Cinq sites emblématiques des Outre-mer figureront dans l’édition 2026 du Loto du patrimoine. Une sélection qui confirme l’importance de ces territoires dans la stratégie nationale de préservation du patrimoine, avec des projets souvent menacés et nécessitant des financements urgents.

Des lieux chargés d’histoire à sauver

En Guadeloupe, c’est la maison de l’historien Auguste Lacour, à Basse-Terre, qui a été retenue. Fragilisée et menacée de ruine, elle doit être entièrement restaurée avec l’ambition d’en faire un lieu culturel.

En Guyane, l’ancien moulin de l’habitation Loyola, vestige d’une sucrerie jésuite, bénéficiera lui aussi d’une réhabilitation complète, au cœur d’un projet de valorisation historique et touristique.

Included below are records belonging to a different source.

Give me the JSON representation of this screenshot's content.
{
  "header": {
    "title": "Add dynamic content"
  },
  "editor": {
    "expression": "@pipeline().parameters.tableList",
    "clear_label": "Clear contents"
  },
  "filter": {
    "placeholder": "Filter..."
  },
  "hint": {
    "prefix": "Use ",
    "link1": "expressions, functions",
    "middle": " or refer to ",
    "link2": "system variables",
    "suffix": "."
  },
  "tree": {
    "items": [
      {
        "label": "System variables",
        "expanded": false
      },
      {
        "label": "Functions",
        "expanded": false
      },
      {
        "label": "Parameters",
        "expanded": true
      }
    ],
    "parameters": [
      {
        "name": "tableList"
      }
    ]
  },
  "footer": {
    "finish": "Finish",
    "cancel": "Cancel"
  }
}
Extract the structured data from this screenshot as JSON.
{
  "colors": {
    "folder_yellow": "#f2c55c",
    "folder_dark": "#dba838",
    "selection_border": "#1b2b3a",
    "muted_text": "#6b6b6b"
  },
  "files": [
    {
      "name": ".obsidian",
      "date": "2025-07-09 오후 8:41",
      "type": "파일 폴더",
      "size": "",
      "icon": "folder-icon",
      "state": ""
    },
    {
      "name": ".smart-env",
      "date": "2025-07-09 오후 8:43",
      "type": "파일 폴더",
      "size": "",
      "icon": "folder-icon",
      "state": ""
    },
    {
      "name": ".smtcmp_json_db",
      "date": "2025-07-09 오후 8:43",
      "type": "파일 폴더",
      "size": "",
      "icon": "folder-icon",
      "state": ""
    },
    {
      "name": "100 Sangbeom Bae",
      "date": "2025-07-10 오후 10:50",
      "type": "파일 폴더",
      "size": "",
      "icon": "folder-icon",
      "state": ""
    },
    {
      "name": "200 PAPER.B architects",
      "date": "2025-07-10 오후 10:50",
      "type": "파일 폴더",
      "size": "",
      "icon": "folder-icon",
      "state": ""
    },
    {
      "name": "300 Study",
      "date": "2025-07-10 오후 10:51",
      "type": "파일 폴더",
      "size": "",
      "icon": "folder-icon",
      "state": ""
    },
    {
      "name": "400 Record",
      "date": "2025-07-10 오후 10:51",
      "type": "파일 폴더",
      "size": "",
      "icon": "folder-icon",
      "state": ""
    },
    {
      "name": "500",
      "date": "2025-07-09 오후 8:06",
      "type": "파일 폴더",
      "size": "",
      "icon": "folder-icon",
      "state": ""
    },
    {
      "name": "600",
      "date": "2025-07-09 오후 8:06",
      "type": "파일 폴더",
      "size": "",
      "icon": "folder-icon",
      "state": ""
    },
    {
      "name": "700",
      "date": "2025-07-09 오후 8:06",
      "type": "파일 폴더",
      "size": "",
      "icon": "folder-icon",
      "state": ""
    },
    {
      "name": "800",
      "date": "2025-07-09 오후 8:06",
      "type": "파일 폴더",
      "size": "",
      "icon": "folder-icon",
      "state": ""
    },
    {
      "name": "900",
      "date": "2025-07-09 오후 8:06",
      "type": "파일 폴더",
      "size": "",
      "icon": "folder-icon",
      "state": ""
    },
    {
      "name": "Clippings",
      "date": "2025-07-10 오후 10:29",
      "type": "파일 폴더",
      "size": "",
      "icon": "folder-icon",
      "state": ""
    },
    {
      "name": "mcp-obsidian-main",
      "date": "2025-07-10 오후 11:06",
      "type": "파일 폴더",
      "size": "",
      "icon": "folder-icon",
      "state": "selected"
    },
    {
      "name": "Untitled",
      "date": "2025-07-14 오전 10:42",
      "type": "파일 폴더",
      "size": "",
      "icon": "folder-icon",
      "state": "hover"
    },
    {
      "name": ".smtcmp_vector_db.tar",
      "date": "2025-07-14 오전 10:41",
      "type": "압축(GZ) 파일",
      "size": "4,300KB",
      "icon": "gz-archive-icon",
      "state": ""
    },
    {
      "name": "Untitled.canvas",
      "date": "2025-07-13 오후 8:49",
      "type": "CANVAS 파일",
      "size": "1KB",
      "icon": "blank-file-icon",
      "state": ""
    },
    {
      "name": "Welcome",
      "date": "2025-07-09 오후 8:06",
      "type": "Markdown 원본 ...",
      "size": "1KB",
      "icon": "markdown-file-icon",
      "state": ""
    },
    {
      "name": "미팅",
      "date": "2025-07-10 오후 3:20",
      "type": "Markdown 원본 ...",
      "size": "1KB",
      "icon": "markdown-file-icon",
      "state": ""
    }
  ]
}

En Martinique, l’église Notre-Dame-de-la-Visitation du Gros-Morne, fermée depuis 2016 pour des raisons de sécurité, pourrait rouvrir grâce à ces financements. Un enjeu majeur pour la vie locale et l’attractivité du centre-bourg.

À La Réunion, les vestiges de l’ancienne usine de Beaufonds, témoignage de l’histoire industrielle sucrière, seront restaurés avec l’objectif de créer un musée dédié à ce patrimoine.

À Mayotte enfin, la mosquée d’Antana-Bé, endommagée par le cyclone Chido, doit être remise en état pour permettre aux fidèles de retrouver ce lieu de culte emblématique.

Depuis 2018, le Loto du patrimoine a permis de collecter plus de 210 millions d’euros et de soutenir plus de 1 000 projets à travers la France. Une dynamique portée par la mission confiée à Stéphane Bern, avec le soutien de l’État et de la Française des Jeux.

Les montants attribués à chaque site pour 2026 seront annoncés ultérieurement. Mais une chose est déjà claire : ces projets ultramarins s’inscrivent pleinement dans la volonté de préserver et valoriser un patrimoine qui fait partie intégrante de la France.